Experimental therapy halts treatment-resistant brain tumors in mouse model

Researchers report in the journal Cancer Cell an experimental therapy that in laboratory tests on human cells and mouse models stops aggressive, treatment-resistant and deadly brain cancers called glioblastoma and high-grade gliomas.

Testing a multi-step therapeutic strategy, the scientists found a way to use a gene therapy to shut down a gene long-implicated in the formation of high-grade gliomas called Olig2. The protein encoded by Olig2 is expressed in the majority of gliomas. Removing the Olig2 gene halts tumor growth, while elimination of Olig2-producing cells blocks tumor formation.

"We find that elimination of dividing Olig2-expressing cells blocks initiation and progression of glioma in animal models and further show that Olig2 is the molecular arbiter of genetic adaptability that makes high-grade gliomas aggressive and treatment resistant," said Qing Richard Lu, PhD, lead investigator and scientific director of the Brain Tumor Center at Cincinnati Children's. "By finding a way to inhibit Olig2 in tumor forming cells, we were able to change the tumor cells' makeup and sensitize them to targeted molecular treatment.

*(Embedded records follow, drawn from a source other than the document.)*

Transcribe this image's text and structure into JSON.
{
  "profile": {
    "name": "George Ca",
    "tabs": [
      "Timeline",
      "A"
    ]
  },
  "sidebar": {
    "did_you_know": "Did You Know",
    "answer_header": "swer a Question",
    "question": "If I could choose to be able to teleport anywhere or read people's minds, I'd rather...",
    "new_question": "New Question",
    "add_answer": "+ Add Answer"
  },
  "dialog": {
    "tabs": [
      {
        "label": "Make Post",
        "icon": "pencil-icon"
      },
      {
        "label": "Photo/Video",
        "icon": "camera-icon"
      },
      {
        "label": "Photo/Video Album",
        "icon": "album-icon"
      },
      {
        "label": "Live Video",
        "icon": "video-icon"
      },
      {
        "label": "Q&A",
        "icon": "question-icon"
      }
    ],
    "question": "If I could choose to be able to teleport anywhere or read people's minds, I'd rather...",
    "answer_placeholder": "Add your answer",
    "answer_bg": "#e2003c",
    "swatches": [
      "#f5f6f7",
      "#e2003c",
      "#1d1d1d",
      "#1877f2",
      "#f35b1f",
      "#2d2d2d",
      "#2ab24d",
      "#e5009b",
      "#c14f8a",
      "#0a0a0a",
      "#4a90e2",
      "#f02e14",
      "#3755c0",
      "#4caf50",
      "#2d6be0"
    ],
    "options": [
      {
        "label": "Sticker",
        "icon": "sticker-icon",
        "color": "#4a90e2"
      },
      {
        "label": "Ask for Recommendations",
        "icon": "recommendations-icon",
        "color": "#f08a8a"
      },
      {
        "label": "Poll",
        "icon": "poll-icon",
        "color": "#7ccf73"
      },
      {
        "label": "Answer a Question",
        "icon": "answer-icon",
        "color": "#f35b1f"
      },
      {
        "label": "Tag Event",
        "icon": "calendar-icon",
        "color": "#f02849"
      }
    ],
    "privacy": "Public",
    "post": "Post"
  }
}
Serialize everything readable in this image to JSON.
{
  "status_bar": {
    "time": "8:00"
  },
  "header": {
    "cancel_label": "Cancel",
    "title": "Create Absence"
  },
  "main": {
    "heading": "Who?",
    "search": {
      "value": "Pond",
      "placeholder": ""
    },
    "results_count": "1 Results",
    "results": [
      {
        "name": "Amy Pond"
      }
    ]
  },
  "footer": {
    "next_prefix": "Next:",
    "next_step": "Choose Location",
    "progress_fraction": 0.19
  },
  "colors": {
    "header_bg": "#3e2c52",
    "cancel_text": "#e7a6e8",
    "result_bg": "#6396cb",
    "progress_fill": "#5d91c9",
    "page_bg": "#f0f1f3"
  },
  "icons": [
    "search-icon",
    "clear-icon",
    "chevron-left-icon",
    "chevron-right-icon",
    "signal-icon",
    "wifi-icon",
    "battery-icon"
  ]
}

This suggests a proof of principle for stratified therapy in distinct subtypes of malignant gliomas."

Researchers caution the experimental therapeutic approach they describe requires extensive additional research and remains years away from possible clinical testing. Still, Dr. Lu said the data are a significant research breakthrough. The current study finds a potential chink in the molecular armor of these stubborn cancers that -- even after an initial round of successful treatment -- almost always relapse and kill the patients who get them.